A la fin de notre conversation, j'étais très fatiguée, comme vidée. Mais en même temps, pour la toute première fois, j'avais l'impression d'être entrée dans cet univers étrange qui était le sien : un univers où le réel fuyait, s'amenuisait pour devenir le "simulacre", où la raison défaillait et s'abîmait dans le paradoxe et l'oxymore, où toute certitude basculait dans l'hésitation, l'oscillation perpétuelle, où la jouissance devenait mélancolique, où être comblé signifiait consentir à la perte du sens…

Le lendemain ou le surlendemain, je partais en Allemagne avec mon mari et mes parents. Durant tout le trajet, encore émue de mes découvertes et pas tout à fait sûre de moi, j'ai demandé à ma mère si elle voulait bien écouter ce que j'avais cru comprendre et si le tableau que je me faisais à présent de la démarche poétique lui semblait cohérent. Elle m'a écoutée, comprise et approuvée. Le pas, pour moi, était franchi. J'ai pu, à partir de ce moment, écrire ma thèse. L'écriture m'est venue beaucoup plus facilement, je savais où j'allais. En même temps, j'éprouvais un désir nouveau, qui était de vérifier le bien-fondé de cette posture critique si particulière, si « folle »… Alors, partout où je pouvais - dans la rue, lors de mes loisirs...-, j'examinais mentalement cette posture sous tous ses angles, je cherchais des contre-arguments, je l'éprouvais constamment. Et rien, jamais, n'est venu contredire en profondeur cette nouvelle vision de la littérature, qui était pour moi, en même temps, bien évidemment, une nouvelle vision du monde.

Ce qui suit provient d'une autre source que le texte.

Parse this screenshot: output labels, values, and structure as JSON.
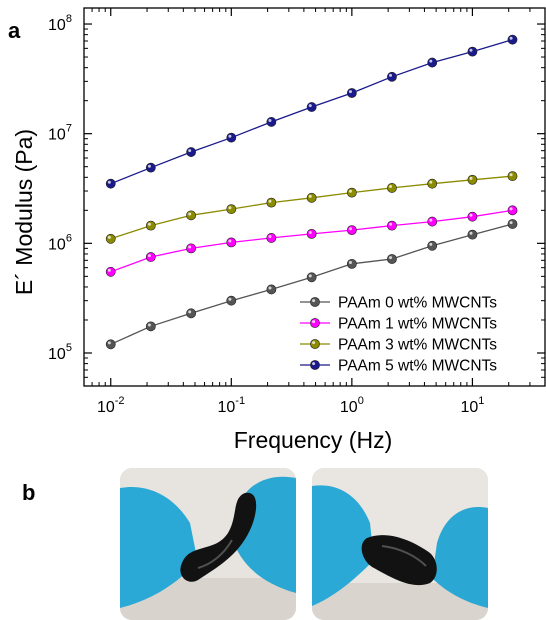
{
  "panel_a_label": "a",
  "panel_b_label": "b",
  "chart_data": {
    "type": "line",
    "xscale": "log",
    "yscale": "log",
    "xlabel": "Frequency (Hz)",
    "ylabel": "E´ Modulus (Pa)",
    "xlim": [
      0.006,
      40
    ],
    "ylim": [
      50000,
      140000000
    ],
    "x_ticks": [
      {
        "value": 0.01,
        "base": "10",
        "exp": "-2"
      },
      {
        "value": 0.1,
        "base": "10",
        "exp": "-1"
      },
      {
        "value": 1,
        "base": "10",
        "exp": "0"
      },
      {
        "value": 10,
        "base": "10",
        "exp": "1"
      }
    ],
    "y_ticks": [
      {
        "value": 100000,
        "base": "10",
        "exp": "5"
      },
      {
        "value": 1000000,
        "base": "10",
        "exp": "6"
      },
      {
        "value": 10000000,
        "base": "10",
        "exp": "7"
      },
      {
        "value": 100000000,
        "base": "10",
        "exp": "8"
      }
    ],
    "x": [
      0.01,
      0.0215,
      0.0464,
      0.1,
      0.215,
      0.464,
      1,
      2.15,
      4.64,
      10,
      21.5
    ],
    "legend_position": "lower-right",
    "series": [
      {
        "name": "PAAm 0 wt% MWCNTs",
        "color": "#555555",
        "values": [
          120000,
          175000,
          230000,
          300000,
          380000,
          490000,
          650000,
          720000,
          950000,
          1200000,
          1500000
        ]
      },
      {
        "name": "PAAm 1 wt% MWCNTs",
        "color": "#ff00ff",
        "values": [
          550000,
          750000,
          900000,
          1020000,
          1120000,
          1220000,
          1320000,
          1450000,
          1580000,
          1750000,
          2000000
        ]
      },
      {
        "name": "PAAm 3 wt% MWCNTs",
        "color": "#8b8b00",
        "values": [
          1100000,
          1450000,
          1800000,
          2050000,
          2350000,
          2600000,
          2900000,
          3200000,
          3500000,
          3800000,
          4100000
        ]
      },
      {
        "name": "PAAm 5 wt% MWCNTs",
        "color": "#1a1a8c",
        "values": [
          3500000,
          4900000,
          6800000,
          9200000,
          12800000,
          17500000,
          23500000,
          33000000,
          44500000,
          56000000,
          72000000
        ]
      }
    ]
  }
}
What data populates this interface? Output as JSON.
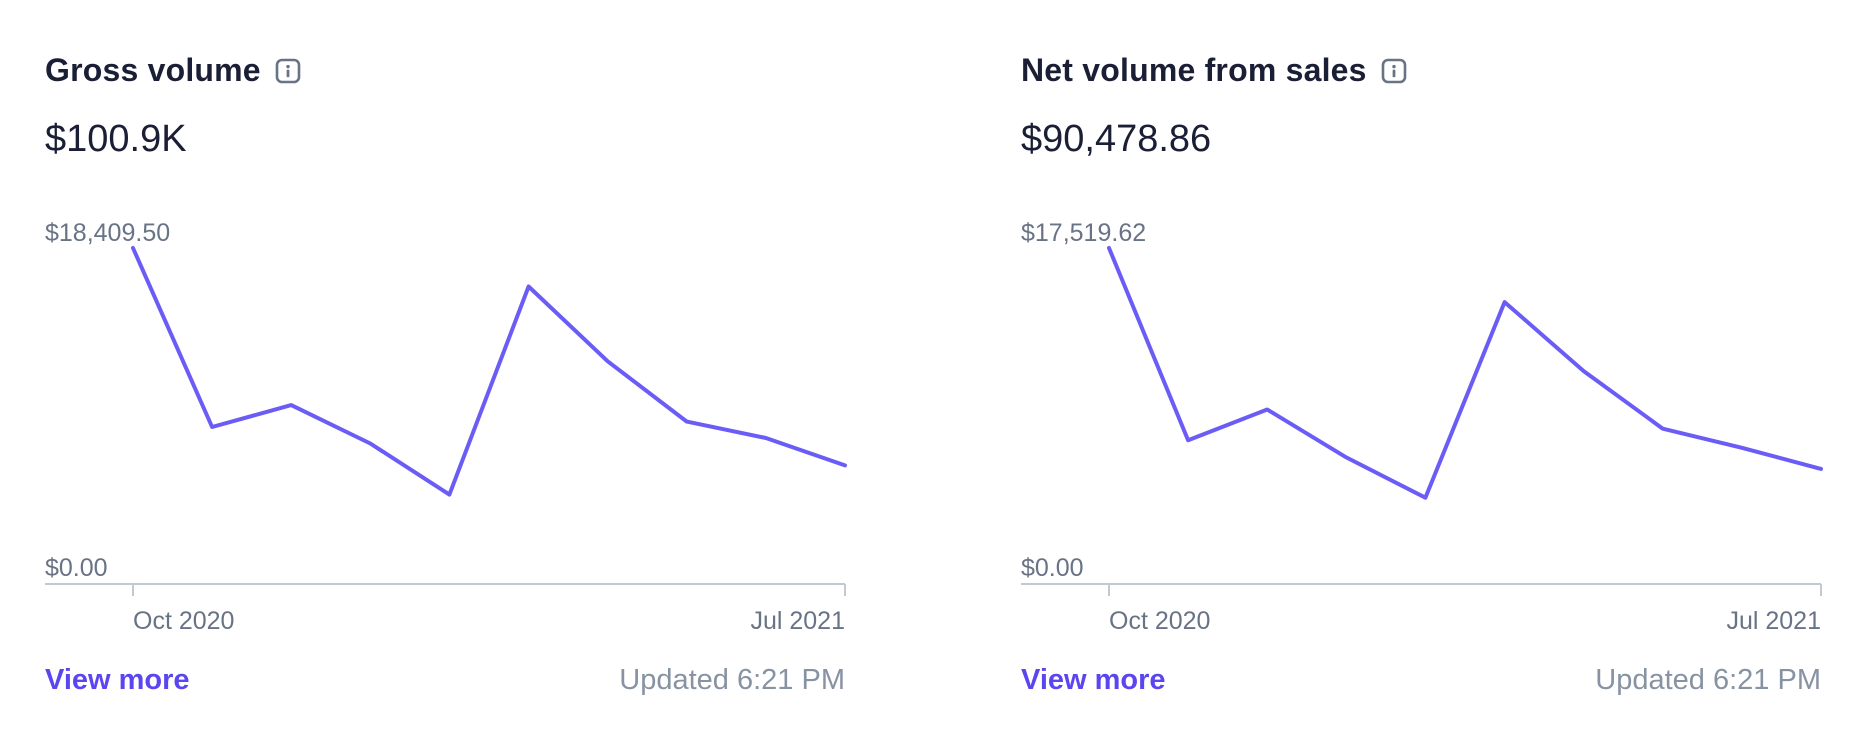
{
  "colors": {
    "accent": "#6b5cf6",
    "link": "#5a46f0",
    "muted": "#697386",
    "axis": "#c1c9d2",
    "title": "#1a1f36"
  },
  "cards": [
    {
      "title": "Gross volume",
      "info_icon": "info-icon",
      "value": "$100.9K",
      "view_more": "View more",
      "updated": "Updated 6:21 PM",
      "chart_data": {
        "type": "line",
        "ylim": [
          0,
          18409.5
        ],
        "y_tick_labels": [
          "$18,409.50",
          "$0.00"
        ],
        "x_tick_labels": [
          "Oct 2020",
          "Jul 2021"
        ],
        "x_tick_indices": [
          0,
          9
        ],
        "grid": false,
        "series": [
          {
            "values": [
              18409.5,
              8600,
              9800,
              7700,
              4900,
              16300,
              12200,
              8900,
              8000,
              6500
            ]
          }
        ]
      }
    },
    {
      "title": "Net volume from sales",
      "info_icon": "info-icon",
      "value": "$90,478.86",
      "view_more": "View more",
      "updated": "Updated 6:21 PM",
      "chart_data": {
        "type": "line",
        "ylim": [
          0,
          17519.62
        ],
        "y_tick_labels": [
          "$17,519.62",
          "$0.00"
        ],
        "x_tick_labels": [
          "Oct 2020",
          "Jul 2021"
        ],
        "x_tick_indices": [
          0,
          9
        ],
        "grid": false,
        "series": [
          {
            "values": [
              17519.62,
              7500,
              9100,
              6600,
              4500,
              14700,
              11100,
              8100,
              7100,
              6000
            ]
          }
        ]
      }
    }
  ]
}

Pendant la soutenance, j'ai pu vérifier une nouvelle fois l'honnêteté de Jean : ce qu'il a dit ce jour-là devant le public était parfaitement conforme à ce qu'il m'avait déclaré en tête à tête.

Après la soutenance, j'ai continué à lui rendre visite. Il a fait la connaissance de mon mari, de notre fille aînée. De notre côté, nous avons eu le grand plaisir de découvrir sa femme, Anne-Marie, dont la gentillesse et la simplicité nous ont conquis. Notre amitié a commencé.

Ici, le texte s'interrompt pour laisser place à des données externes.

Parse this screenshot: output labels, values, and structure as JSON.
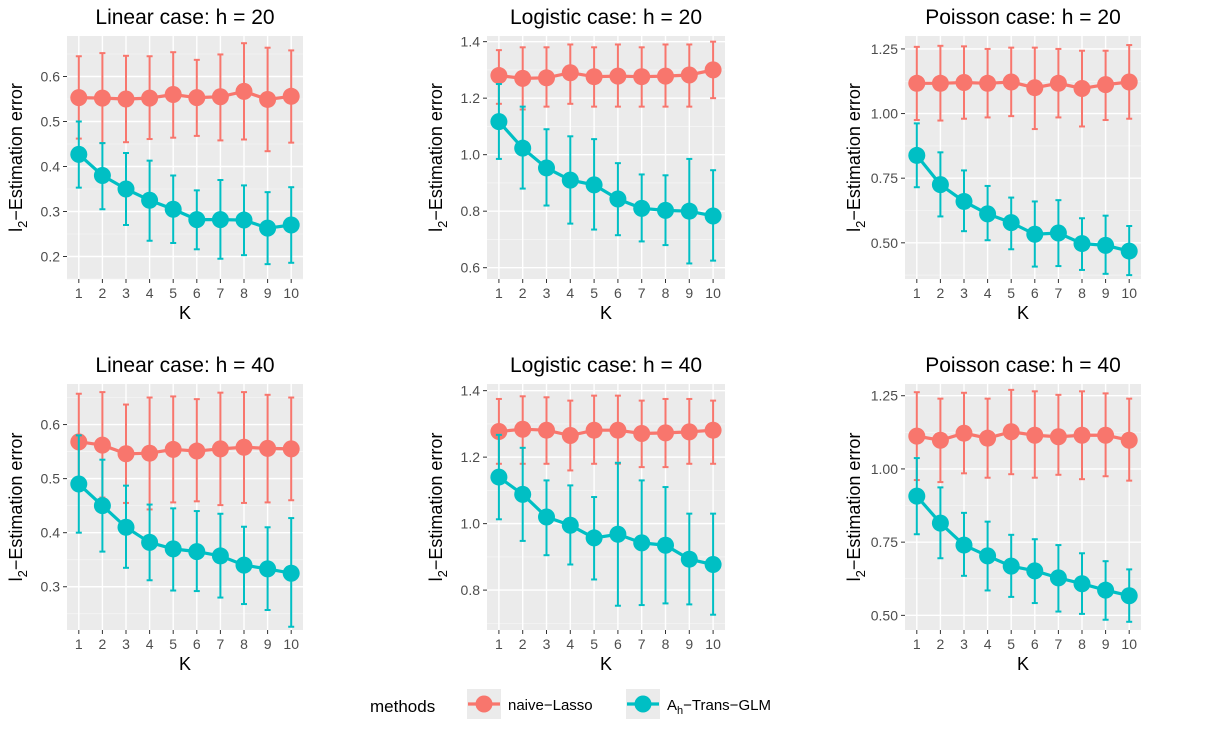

Anne-Marie et Jean sont partis au Japon. Jean y allait un peu malgré lui, sans conviction. Il en est revenu ébloui et m'a dit un jour : « J'ai découvert la culture japonaise, le bouddhisme zen : cela rejoint ma philosophie ! »

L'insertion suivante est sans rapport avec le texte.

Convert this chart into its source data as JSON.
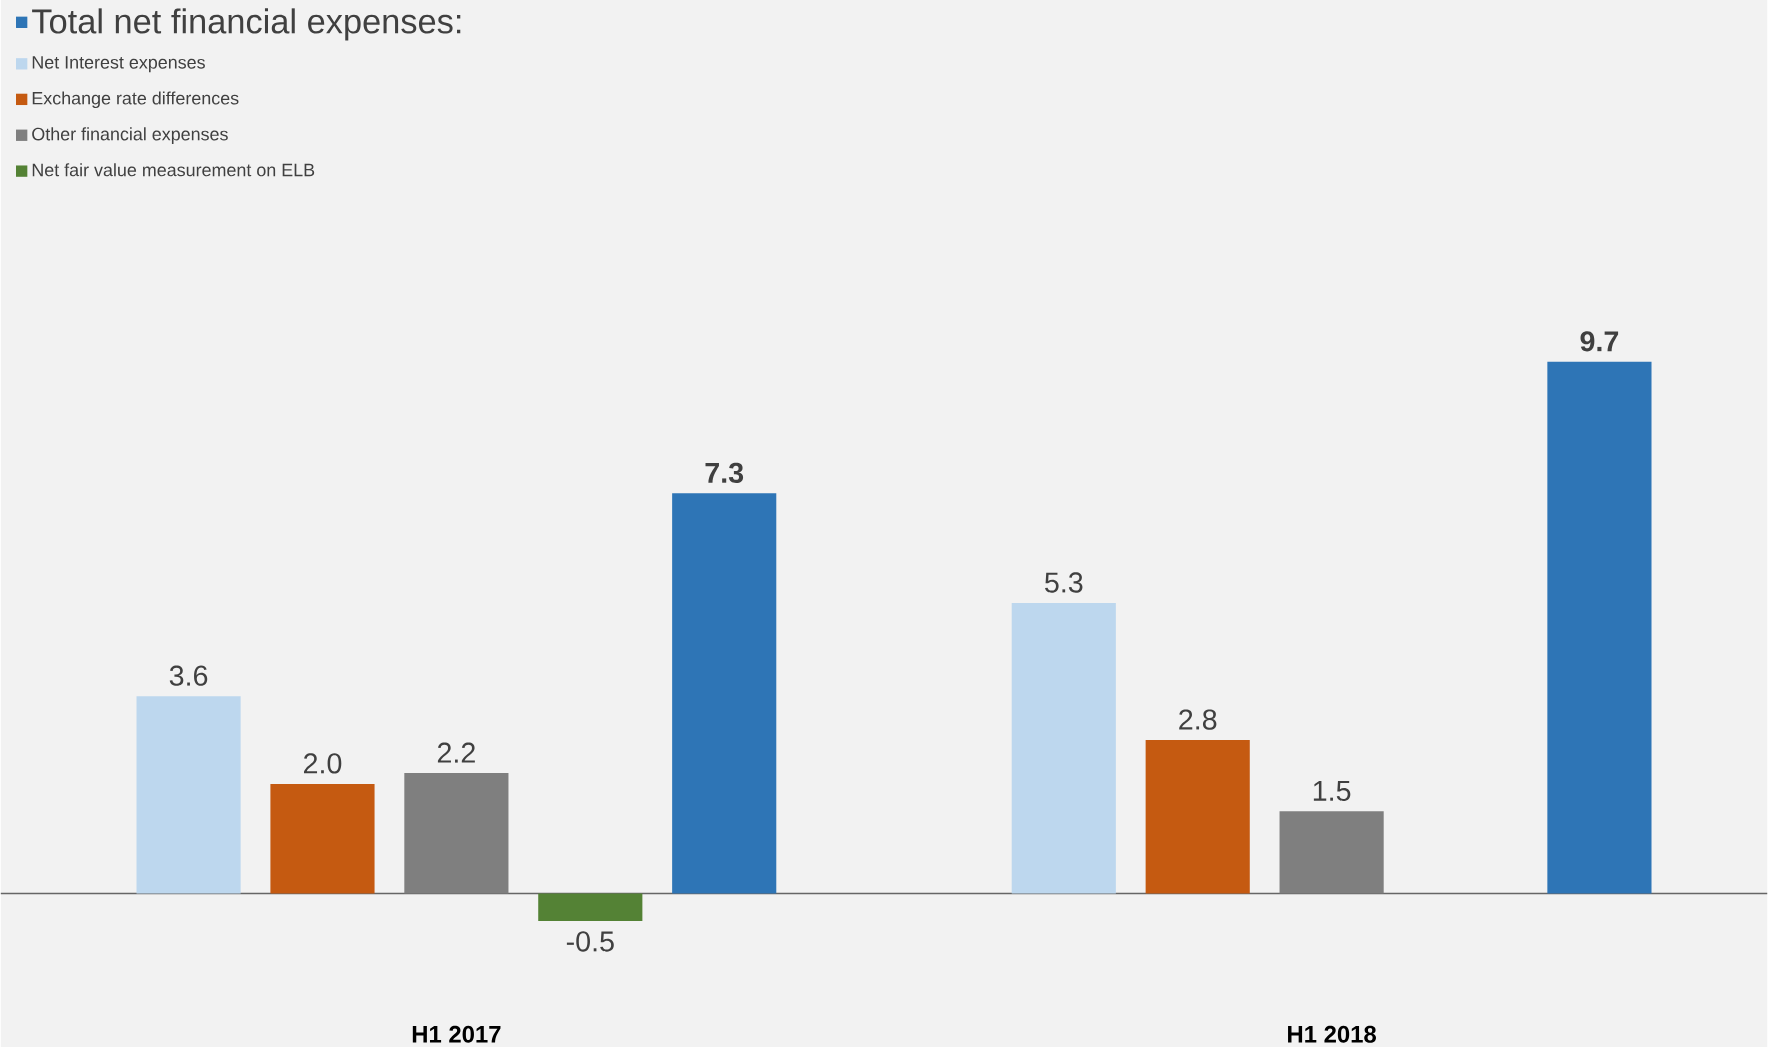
{
  "chart_data": {
    "type": "bar",
    "categories": [
      "H1 2017",
      "H1 2018"
    ],
    "series": [
      {
        "name": "Net Interest expenses",
        "color": "#bdd7ee",
        "values": [
          3.6,
          5.3
        ],
        "value_labels": [
          "3.6",
          "5.3"
        ]
      },
      {
        "name": "Exchange rate differences",
        "color": "#c55a11",
        "values": [
          2.0,
          2.8
        ],
        "value_labels": [
          "2.0",
          "2.8"
        ]
      },
      {
        "name": "Other financial expenses",
        "color": "#7f7f7f",
        "values": [
          2.2,
          1.5
        ],
        "value_labels": [
          "2.2",
          "1.5"
        ]
      },
      {
        "name": "Net fair value measurement on ELB",
        "color": "#548235",
        "values": [
          -0.5,
          null
        ],
        "value_labels": [
          "-0.5",
          null
        ]
      },
      {
        "name": "Total net financial expenses:",
        "color": "#2e75b6",
        "values": [
          7.3,
          9.7
        ],
        "value_labels": [
          "7.3",
          "9.7"
        ]
      }
    ],
    "ylim": [
      -2.8,
      16.3
    ],
    "tick_labels": "x",
    "legend": "top left"
  }
}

De mon côté, l'année 2000 a vu basculer toute mon existence, par le biais d'un livre où s'exprimait un moine bouddhiste de la tradition non pas zen mais tibétaine. Avec une force définitive, le "sens éblouissant" que j'évoquais dans ma thèse comme un horizon vague et lointain a fait irruption dans ma vie. En même temps, j'ai été très troublée de voir apparaître l'évidence de similitudes entre cette philosophie bouddhiste et la posture critique de Jean, qui était devenue la mienne. nnJ'ai été frappée de constater cette coïncidence : à quelques mois d'intervalle, nous avions fait, lui et moi, cette rencontre du bouddhisme.

A partir de ce moment, néanmoins, il a eu l'impression que nos chemins étaient en train de diverger. S'il épousait la philosophie bouddhiste dans ses conséquences intellectuelles, il ne l'approuvait pas sur le plan pratique. Or, cette philosophie, je l'avais, moi, embrassée sur tous les plans. J'ai même poursuivi mes recherches dans d'autres traditions spirituelles, ai constaté les convergences très nettes qui s'établissaient, sur le plan pratique, entre ces sagesses d'horizons pourtant si différents. Lorsqu'il m'a vu m'engager dans cette voie, Jean s'est montré pris dans un de ces paradoxes que finalement il aimait tant : à la fois attiré, fasciné peut-être même par la nouvelle perspective où je m'aventurais, et presque horrifié, en tout cas viscéralement méfiant. Nos conversations sur la poésie et la philosophie – mais pour lui c'était la même chose – sont devenues passionnées. Notre amitié n'en pas été entamée, au contraire. Jean avait des convictions profondes (il était entré dans cette philosophie d'inspiration nietzchéenne comme on entre en religion, m'avait-il dit un jour) mais il écoutait celles d'autrui avec le plus grand intérêt. Et il parlait de la "vie poétique" avec une émotion toujours intacte.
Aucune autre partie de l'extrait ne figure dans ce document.